The slim margin has magnified the importance of losing even one reliable GOP vote, such as Mr. Cochran, who rarely breaks with Republican leaders. On this week's budget vote, a necessary first step to passing a tax rewrite with a simple majority, Senate GOP leaders were already bracing for the opposition of Sen. Rand Paul (R., Ky.), who has frequently voted against GOP budgets and criticized the tax framework released last month as not doing enough to help the middle class. A spokesman for Mr. Paul said Monday he hasn't yet taken a position on how he will vote on the budget.
The budget is a nonbinding document used to signal a party's priorities that does not become law. But Republicans need to pass their budget to use the shortcut they are relying on to pass the tax-code rewrite.
With Mr. Cochran home in Mississippi, GOP leaders need the support of GOP Sens. Susan Collins of Maine, Bob Corker of Tennessee and John McCain of Arizona. All three have voiced some concerns over either the budget or the tax proposal, and the defection of any one of them could derail the budget this week. But Ms. Collins said Sunday on ABC that she was "likely a yes on that budget. I very much want to see tax reform."
Mr. Corker has worried that the budget would add to the federal budget deficit, but supported it in a committee vote. Senate Republicans say their budget blueprint would curb spending by $5.1 trillion over a decade, but it also allows for the tax-overhaul effort to add up to $1.5 trillion to the federal budget deficit.
And Mr. McCain, who wants to boost defense spending, has made favorable statements about the tax overhaul.
Democrats also have had to contend with absences and have pledged to take extraordinary measures should their votes be needed. Sen. Mazie Hirono (D., Hawaii), 69, had surgery in June to remove a cancerous lesion. Democratic aides said she would come back to vote, if necessary, to block an early version of the GOP health-care bill. And aides have said New Jersey Sen. Bob Menendez, currently on trial for corruption, will return to Washington if his vote is needed.
Some older senators are determined to keep serving. Democratic Sen. Dianne Feinstein, the oldest sitting senator at 84 years old, announced last week she was running again because there is "lots more to do."

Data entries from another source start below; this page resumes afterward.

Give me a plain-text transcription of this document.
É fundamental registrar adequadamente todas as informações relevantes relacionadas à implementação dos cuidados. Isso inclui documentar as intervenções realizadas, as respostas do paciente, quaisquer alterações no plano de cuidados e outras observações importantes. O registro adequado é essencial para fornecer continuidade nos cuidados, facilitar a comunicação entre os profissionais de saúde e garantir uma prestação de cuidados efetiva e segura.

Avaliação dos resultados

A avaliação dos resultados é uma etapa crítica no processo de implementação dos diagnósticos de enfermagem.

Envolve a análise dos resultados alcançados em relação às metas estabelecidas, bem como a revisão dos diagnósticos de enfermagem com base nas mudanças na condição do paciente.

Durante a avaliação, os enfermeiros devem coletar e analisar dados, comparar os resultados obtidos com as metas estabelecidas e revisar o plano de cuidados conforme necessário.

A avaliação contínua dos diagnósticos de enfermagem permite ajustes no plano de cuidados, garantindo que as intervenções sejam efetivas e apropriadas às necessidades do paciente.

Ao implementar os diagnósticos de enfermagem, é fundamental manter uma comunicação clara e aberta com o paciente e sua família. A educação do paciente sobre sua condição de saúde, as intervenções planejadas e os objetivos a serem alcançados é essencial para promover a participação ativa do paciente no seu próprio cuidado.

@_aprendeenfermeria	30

Utah Republican Sen. Orrin Hatch pledged in his 2012 campaign that it would be his last term. Now the 83-year-old Finance Committee chairman says President Donald Trump is urging him to run again, and he is considering pursuing an eighth term to push through tax reform and other GOP priorities. Mr. McConnell is also pushing Mr. Hatch to run again, his staff confirmed.
Asked about his fellow octogenarians in the Senate, Mr. McCain said pressure from outsiders won't influence their decision. Instead, first is the "chance of winning," he said. Second, "there is sort of an evaluation, as to whether your effectiveness and ability to get things accomplished," pointing out that some members retire after the Senate changes power.